私はお兄さんの声を、大好きな安心するその声が頭上から降ってくるのを聞いた。
「俺が死んでしまったのは、リイラのせいじゃない。それが言いたくて、心残りで、気が付いたら『さよならの街』にいた。本の世界だ。死んでからも夢って見るんだなって思ったよ。管理人の役、上手く出来ていればいいんだけれど」
声が掠れる。ああ、お兄さんが笑っている。
「そこに君も来た。死ぬほど驚いた。まあ、死んでるんだけど」
今度は悪戯そうに笑った。見えなくても全部わかる。
「昨日君が俺に言ったみたいに、このまま君とヒイロと暮らしたいって、本気でそう思った」
「なら……!」
「それでも、やっぱり駄目だ。リイラは大人にならなくちゃいけない」
「私、子どものままでもいい! お兄さんと暮らせるなら」
「君はいっぱいいっぱい泣いて、それで前を向いて素敵な大人になってくれ。辛い時は逃げてもいい。でも本当に最後の最後は、逃げちゃ駄目だ」
ぼろぼろぼろ、音をたててしまうんじゃないかと思う程、私は一週間ぶりに涙を流した。
ぬぐってもぬぐっても止まらなくて、このまま一生止まらないんじゃないかって思うくらい。
「わたし、強くなれるかなあ、」
「ああ、なれる。
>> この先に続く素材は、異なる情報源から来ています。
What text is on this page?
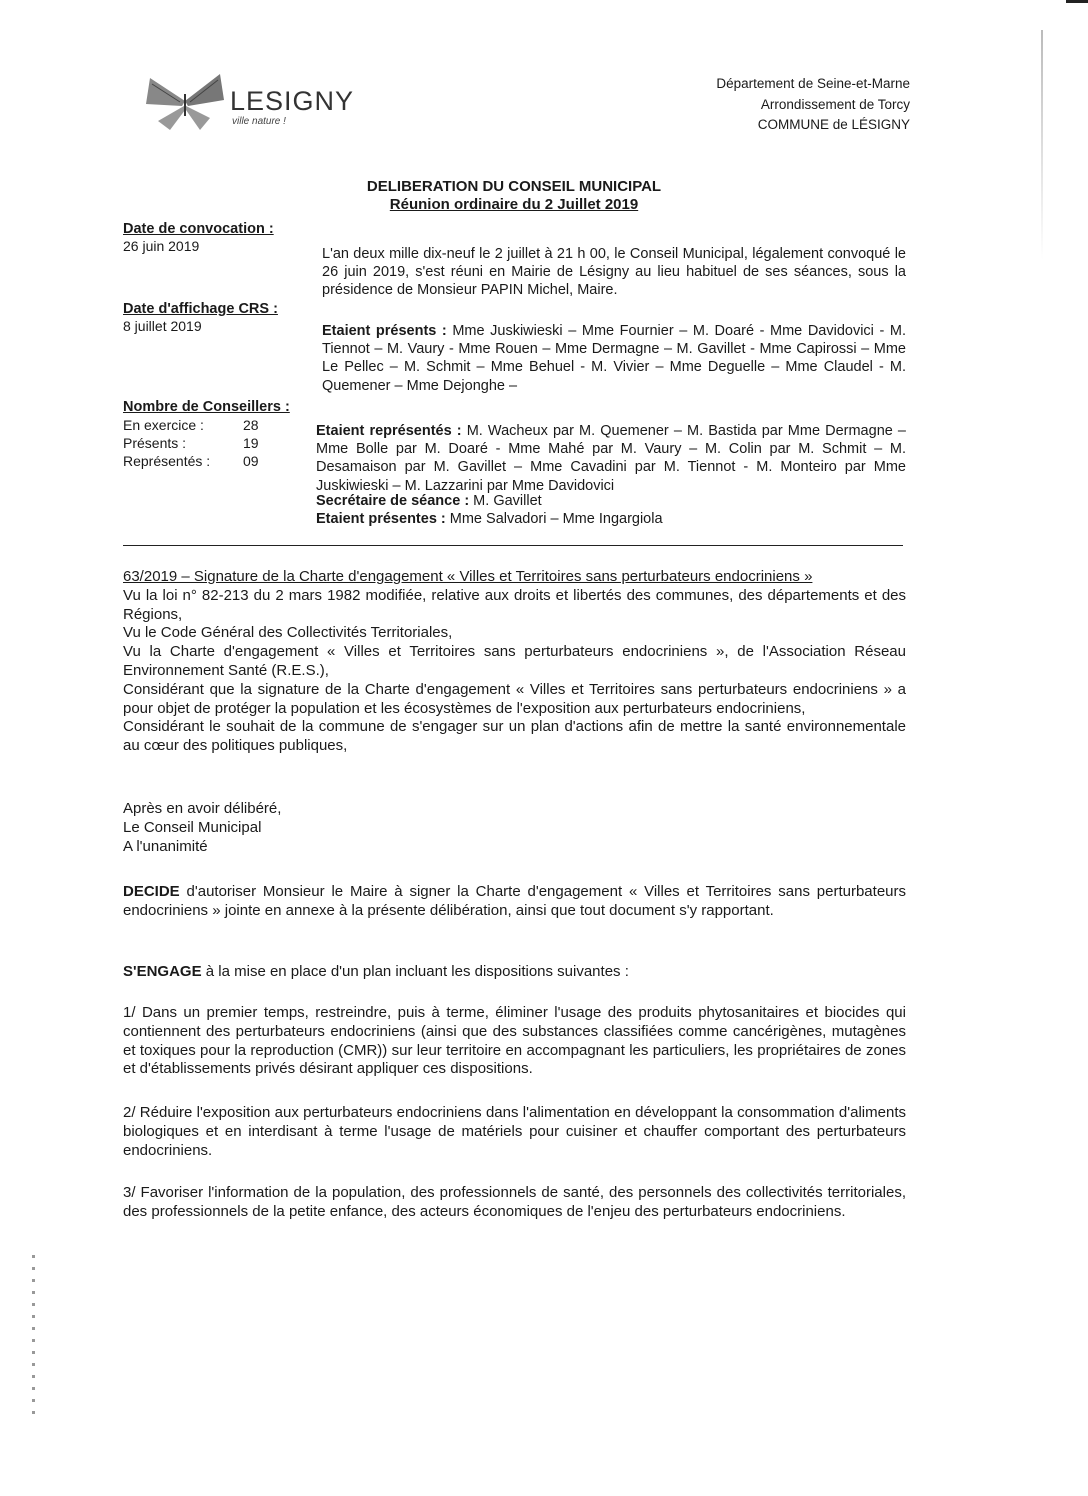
LESIGNY
ville nature !
Département de Seine-et-Marne
Arrondissement de Torcy
COMMUNE de LÉSIGNY
DELIBERATION DU CONSEIL MUNICIPAL
Réunion ordinaire du 2 Juillet 2019
Date de convocation :
26 juin 2019
Date d'affichage CRS :
8 juillet 2019
Nombre de Conseillers :
En exercice :	28
Présents :	19
Représentés :	09
L'an deux mille dix-neuf le 2 juillet à 21 h 00, le Conseil Municipal, légalement convoqué le 26 juin 2019, s'est réuni en Mairie de Lésigny au lieu habituel de ses séances, sous la présidence de Monsieur PAPIN Michel, Maire.
Etaient présents : Mme Juskiwieski – Mme Fournier – M. Doaré - Mme Davidovici - M. Tiennot – M. Vaury - Mme Rouen – Mme Dermagne – M. Gavillet - Mme Capirossi – Mme Le Pellec – M. Schmit – Mme Behuel - M. Vivier – Mme Deguelle – Mme Claudel - M. Quemener – Mme Dejonghe –
Etaient représentés : M. Wacheux par M. Quemener – M. Bastida par Mme Dermagne – Mme Bolle par M. Doaré - Mme Mahé par M. Vaury – M. Colin par M. Schmit – M. Desamaison par M. Gavillet – Mme Cavadini par M. Tiennot - M. Monteiro par Mme Juskiwieski – M. Lazzarini par Mme Davidovici
Secrétaire de séance : M. Gavillet
Etaient présentes : Mme Salvadori – Mme Ingargiola

63/2019 – Signature de la Charte d'engagement « Villes et Territoires sans perturbateurs endocriniens »

Vu la loi n° 82-213 du 2 mars 1982 modifiée, relative aux droits et libertés des communes, des départements et des Régions,

Vu le Code Général des Collectivités Territoriales,

Vu la Charte d'engagement « Villes et Territoires sans perturbateurs endocriniens », de l'Association Réseau Environnement Santé (R.E.S.),

Considérant que la signature de la Charte d'engagement « Villes et Territoires sans perturbateurs endocriniens » a pour objet de protéger la population et les écosystèmes de l'exposition aux perturbateurs endocriniens,

Considérant le souhait de la commune de s'engager sur un plan d'actions afin de mettre la santé environnementale au cœur des politiques publiques,

Après en avoir délibéré,

Le Conseil Municipal

A l'unanimité

DECIDE d'autoriser Monsieur le Maire à signer la Charte d'engagement « Villes et Territoires sans perturbateurs endocriniens » jointe en annexe à la présente délibération, ainsi que tout document s'y rapportant.

S'ENGAGE à la mise en place d'un plan incluant les dispositions suivantes :

1/ Dans un premier temps, restreindre, puis à terme, éliminer l'usage des produits phytosanitaires et biocides qui contiennent des perturbateurs endocriniens (ainsi que des substances classifiées comme cancérigènes, mutagènes et toxiques pour la reproduction (CMR)) sur leur territoire en accompagnant les particuliers, les propriétaires de zones et d'établissements privés désirant appliquer ces dispositions.
2/ Réduire l'exposition aux perturbateurs endocriniens dans l'alimentation en développant la consommation d'aliments biologiques et en interdisant à terme l'usage de matériels pour cuisiner et chauffer comportant des perturbateurs endocriniens.
3/ Favoriser l'information de la population, des professionnels de santé, des personnels des collectivités territoriales, des professionnels de la petite enfance, des acteurs économiques de l'enjeu des perturbateurs endocriniens.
……ねえ、リイラ。俺は君に贈り物をしたい」
「なあに?」
お兄さんは、涙が止まらない私の目元から温かな大きな手で大粒の涙をぬぐって、目線を合わせてしゃがみこんだ。
「俺が一番大好きなその本と、この真っ白な雪を君にあげる。君はその本を見たら笑いたくなるし、年に一度の雪がきたらこの街で過ごしたことを思い出す」
「ふふ、ねえそれ、王子さまみたい」
「ちゃんと王子さま、出来てたかな?」
「とびっきり素敵な王子さまだったわ」
私はぼろぼろと涙を溢しながら笑っていた。
その声が少し掠れていて、お兄さんに似てるかもしれないと嬉しくなった。
「さよなら、お兄さん。大好きよ」
「俺も、大好きさ」
らしくない「大好き」なんて言葉を使って、お兄さんは照れたように頭をかいた。
もう、お別れだ。今度は絶対に忘れない。
「ばいばい」
「また明日」
さよならの街で、私とお兄さんは、あの日言えなかった別れの挨拶をした。